Katlego Sekhu

A 35-year-old listener shares that she is the only one in her friend group without children.
As they’ve grown older, she feels judged and out of place during outings, as conversations revolve around babies and motherhood.
She wonders whether this is a sign to step away from the friendship or if there are any blind spots she might be overlooking.
“I am a 35-year-old woman; unmarried, single, and with no kids. I have been friends with my girls since our first year of varsity. We have been going strong, but as we get older, I am starting to feel out of place.
“While not all my friends are married, they all have kids. Over the years, I didn’t feel it as I was never the only one with no kids, but one other friend gave birth late last year.

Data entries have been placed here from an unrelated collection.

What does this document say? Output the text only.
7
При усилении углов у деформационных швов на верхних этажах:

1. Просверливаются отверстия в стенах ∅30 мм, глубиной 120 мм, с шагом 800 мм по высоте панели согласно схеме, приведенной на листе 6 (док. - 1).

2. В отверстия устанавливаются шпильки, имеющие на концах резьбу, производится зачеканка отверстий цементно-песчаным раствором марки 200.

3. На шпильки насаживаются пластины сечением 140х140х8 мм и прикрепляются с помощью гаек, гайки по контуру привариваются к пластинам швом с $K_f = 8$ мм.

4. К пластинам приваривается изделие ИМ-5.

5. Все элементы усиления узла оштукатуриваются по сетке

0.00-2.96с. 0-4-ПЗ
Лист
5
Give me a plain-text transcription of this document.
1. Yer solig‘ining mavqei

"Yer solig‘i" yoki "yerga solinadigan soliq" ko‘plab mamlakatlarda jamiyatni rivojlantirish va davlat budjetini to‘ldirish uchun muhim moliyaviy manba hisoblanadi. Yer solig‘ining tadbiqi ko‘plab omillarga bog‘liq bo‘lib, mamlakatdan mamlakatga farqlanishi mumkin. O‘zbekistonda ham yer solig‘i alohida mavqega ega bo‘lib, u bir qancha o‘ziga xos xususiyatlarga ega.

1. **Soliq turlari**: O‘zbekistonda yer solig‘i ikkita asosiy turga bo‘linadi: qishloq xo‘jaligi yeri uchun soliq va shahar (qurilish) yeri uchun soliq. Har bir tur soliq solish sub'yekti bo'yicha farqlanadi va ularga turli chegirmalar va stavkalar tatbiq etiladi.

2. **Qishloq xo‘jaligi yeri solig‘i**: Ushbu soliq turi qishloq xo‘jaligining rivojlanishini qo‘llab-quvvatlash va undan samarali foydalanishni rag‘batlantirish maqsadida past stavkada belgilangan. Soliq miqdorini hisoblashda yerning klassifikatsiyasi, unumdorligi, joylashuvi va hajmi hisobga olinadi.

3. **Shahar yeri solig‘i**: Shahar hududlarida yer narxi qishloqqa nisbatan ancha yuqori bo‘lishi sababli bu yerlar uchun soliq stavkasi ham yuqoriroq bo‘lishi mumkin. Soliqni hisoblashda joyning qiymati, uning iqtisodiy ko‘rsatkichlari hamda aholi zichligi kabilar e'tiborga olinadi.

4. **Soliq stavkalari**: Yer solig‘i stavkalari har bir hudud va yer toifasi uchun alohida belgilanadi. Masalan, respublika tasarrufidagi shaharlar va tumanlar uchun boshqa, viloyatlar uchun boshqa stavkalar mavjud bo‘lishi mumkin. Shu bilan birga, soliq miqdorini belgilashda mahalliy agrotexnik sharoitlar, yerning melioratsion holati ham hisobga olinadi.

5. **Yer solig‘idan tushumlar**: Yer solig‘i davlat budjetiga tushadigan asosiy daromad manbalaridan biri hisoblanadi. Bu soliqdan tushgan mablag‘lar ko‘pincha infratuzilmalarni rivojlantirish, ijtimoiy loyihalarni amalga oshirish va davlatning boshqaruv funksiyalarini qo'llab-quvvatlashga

“Whenever my friends plan outings, it’s always something that accommodates kids. Yes, they always invite me, but I often feel lost and out of place. Plus, there are questions about me getting old and how I need to have kids of my own. And the conversations always lead back to the kids, nappies, school, homework, etc.
“I love my girls, but being around them is becoming a trigger and making me feel like I am lagging behind. I hate how I feel whenever we are together. I feel I only get invited out as a courtesy.
“I am tired of feeling this way. Will walking away from this friend group help me? Or should I just face the reality that almost everywhere I go, women my age have kids? What could be my blind spot?”